General characteristics
- Class & type: Spica-class fast attack craft (FAC)
- Displacement: 210 tons
- Length: 42.5 m (139 ft)
- Beam: 7.1 m (23 ft)
- Draught: 2.6 m (8 ft 6 in)
- Propulsion: Three Bristol Proteus 4,250 HP gas-turbines driving 3 hydraulically controllable pitch screws
- Speed: 40 knots+
- Complement: 30
- Armament: 1× Bofors 57 mm gun, 6× 533 mm (21.0 in) wire-guided torpedoes, 2× 7.62×51mm NATO machine guns, Flare and chaff rockets, naval mines and/or depth charges

= HSwMS Virgo (T126) =

Swedish Navy warship

HSwMS Virgo (T126) was a Swedish Navy Spica-class, torpedo-armed, fast attack craft (FAC).

== Design ==
The hull was made of steel, unlike some other contemporary designs which used plywood. Although the boat had a relatively small hull and displacement, this provided a stable platform. The Bridge and Operations Room were located at the rolling and stamping centre of the ship which further improved stability for the crew especially in high seas. The boats were fitted with an NBC support system where the hull could be closed down in the event of having to operate in a nuclear fall-out area.
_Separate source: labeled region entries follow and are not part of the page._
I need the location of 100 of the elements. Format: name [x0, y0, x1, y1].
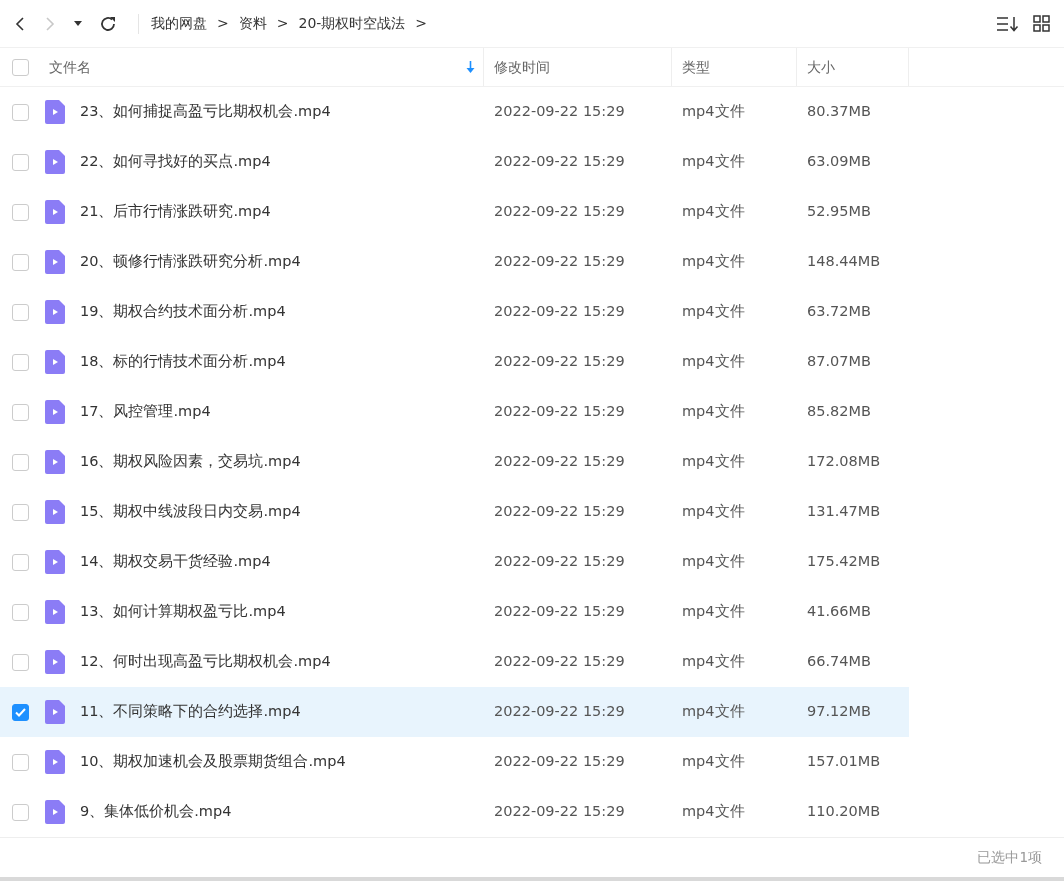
checkbox[interactable] — [12, 753, 29, 771]
video-file-icon — [45, 100, 65, 124]
file-size: 175.42MB — [807, 553, 881, 570]
file-name[interactable]: 17、风控管理.mp4 — [80, 401, 211, 423]
modified-time: 2022-09-22 15:29 — [494, 503, 625, 520]
file-name[interactable]: 9、集体低价机会.mp4 — [80, 801, 232, 823]
modified-time: 2022-09-22 15:29 — [494, 603, 625, 620]
refresh-button[interactable] — [100, 15, 116, 32]
caret-button[interactable] — [74, 21, 82, 26]
checkbox[interactable] — [12, 653, 29, 671]
checkbox[interactable] — [12, 603, 29, 621]
checkbox[interactable] — [12, 153, 29, 171]
checkbox[interactable] — [12, 703, 29, 721]
video-file-icon — [45, 350, 65, 374]
checkbox[interactable] — [12, 203, 29, 221]
sort-button[interactable] — [997, 15, 1019, 32]
checkbox[interactable] — [12, 303, 29, 321]
file-type: mp4文件 — [682, 753, 745, 770]
file-name[interactable]: 10、期权加速机会及股票期货组合.mp4 — [80, 751, 346, 773]
file-name[interactable]: 20、顿修行情涨跌研究分析.mp4 — [80, 251, 301, 273]
file-name[interactable]: 22、如何寻找好的买点.mp4 — [80, 151, 271, 173]
checkbox[interactable] — [12, 353, 29, 371]
file-size: 63.72MB — [807, 303, 871, 320]
file-name[interactable]: 16、期权风险因素，交易坑.mp4 — [80, 451, 301, 473]
column-header[interactable]: 修改时间 — [494, 56, 671, 78]
file-size: 63.09MB — [807, 153, 871, 170]
modified-time: 2022-09-22 15:29 — [494, 703, 625, 720]
video-file-icon — [45, 750, 65, 774]
modified-time: 2022-09-22 15:29 — [494, 753, 625, 770]
breadcrumb-separator: > — [217, 14, 229, 33]
file-name[interactable]: 15、期权中线波段日内交易.mp4 — [80, 501, 301, 523]
video-file-icon — [45, 400, 65, 424]
selection-count: 已选中1项 — [977, 848, 1042, 868]
checkbox[interactable] — [12, 253, 29, 271]
column-header[interactable]: 类型 — [682, 56, 796, 78]
modified-time: 2022-09-22 15:29 — [494, 253, 625, 270]
video-file-icon — [45, 650, 65, 674]
modified-time: 2022-09-22 15:29 — [494, 403, 625, 420]
modified-time: 2022-09-22 15:29 — [494, 353, 625, 370]
video-file-icon — [45, 600, 65, 624]
file-size: 41.66MB — [807, 603, 871, 620]
breadcrumb-link[interactable]: 资料 — [238, 13, 267, 34]
breadcrumb-separator: > — [276, 14, 289, 33]
file-name[interactable]: 19、期权合约技术面分析.mp4 — [80, 301, 286, 323]
file-name[interactable]: 13、如何计算期权盈亏比.mp4 — [80, 601, 286, 623]
file-size: 85.82MB — [807, 403, 871, 420]
video-file-icon — [45, 150, 65, 174]
checkbox[interactable] — [12, 403, 29, 421]
file-name[interactable]: 14、期权交易干货经验.mp4 — [80, 551, 271, 573]
file-name[interactable]: 11、不同策略下的合约选择.mp4 — [80, 701, 301, 723]
modified-time: 2022-09-22 15:29 — [494, 103, 625, 120]
video-file-icon — [45, 550, 65, 574]
file-type: mp4文件 — [682, 503, 745, 520]
file-type: mp4文件 — [682, 703, 745, 720]
back-button[interactable] — [14, 15, 26, 32]
video-file-icon — [45, 800, 65, 824]
file-size: 131.47MB — [807, 503, 881, 520]
modified-time: 2022-09-22 15:29 — [494, 153, 625, 170]
file-name[interactable]: 21、后市行情涨跌研究.mp4 — [80, 201, 271, 223]
file-size: 148.44MB — [807, 253, 881, 270]
video-file-icon — [45, 450, 65, 474]
file-type: mp4文件 — [682, 203, 745, 220]
file-type: mp4文件 — [682, 553, 745, 570]
file-type: mp4文件 — [682, 403, 745, 420]
checkbox[interactable] — [12, 103, 29, 121]
file-type: mp4文件 — [682, 453, 745, 470]
breadcrumb-link[interactable]: 20-期权时空战法 — [298, 13, 406, 34]
file-size: 172.08MB — [807, 453, 881, 470]
file-type: mp4文件 — [682, 103, 745, 120]
file-size: 87.07MB — [807, 353, 871, 370]
file-size: 66.74MB — [807, 653, 871, 670]
modified-time: 2022-09-22 15:29 — [494, 203, 625, 220]
column-header[interactable]: 文件名 — [49, 56, 475, 78]
file-size: 157.01MB — [807, 753, 881, 770]
file-size: 52.95MB — [807, 203, 871, 220]
video-file-icon — [45, 200, 65, 224]
file-name[interactable]: 18、标的行情技术面分析.mp4 — [80, 351, 286, 373]
file-name[interactable]: 23、如何捕捉高盈亏比期权机会.mp4 — [80, 101, 331, 123]
file-type: mp4文件 — [682, 353, 745, 370]
modified-time: 2022-09-22 15:29 — [494, 303, 625, 320]
file-type: mp4文件 — [682, 253, 745, 270]
checkmark-icon — [15, 707, 26, 717]
checkbox[interactable] — [12, 553, 29, 571]
file-type: mp4文件 — [682, 303, 745, 320]
file-type: mp4文件 — [682, 803, 745, 820]
file-type: mp4文件 — [682, 603, 745, 620]
video-file-icon — [45, 250, 65, 274]
column-header[interactable]: 大小 — [807, 56, 908, 78]
checkbox[interactable] — [12, 803, 29, 821]
grid-view-button[interactable] — [1033, 15, 1050, 32]
file-size: 80.37MB — [807, 103, 871, 120]
video-file-icon — [45, 300, 65, 324]
modified-time: 2022-09-22 15:29 — [494, 803, 625, 820]
modified-time: 2022-09-22 15:29 — [494, 453, 625, 470]
checkbox[interactable] — [12, 58, 29, 76]
breadcrumb-link[interactable]: 我的网盘 — [151, 13, 207, 34]
video-file-icon — [45, 500, 65, 524]
checkbox[interactable] — [12, 453, 29, 471]
checkbox[interactable] — [12, 503, 29, 521]
file-name[interactable]: 12、何时出现高盈亏比期权机会.mp4 — [80, 651, 331, 673]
== Construction and career ==
The vessel was one of three constructed in the 1960s by Karlskronavarvet, the other two being HSwMS Castor (T124) and HSwMS Vega (T125). Three similar vessels were built by Götaverken AB at Hisingen. She was launched on 10 September 1966.

The vessel was taken out of service on 1 November 1989. Today her hull remains, without any other details, at Slagsta Marina, Stockholm.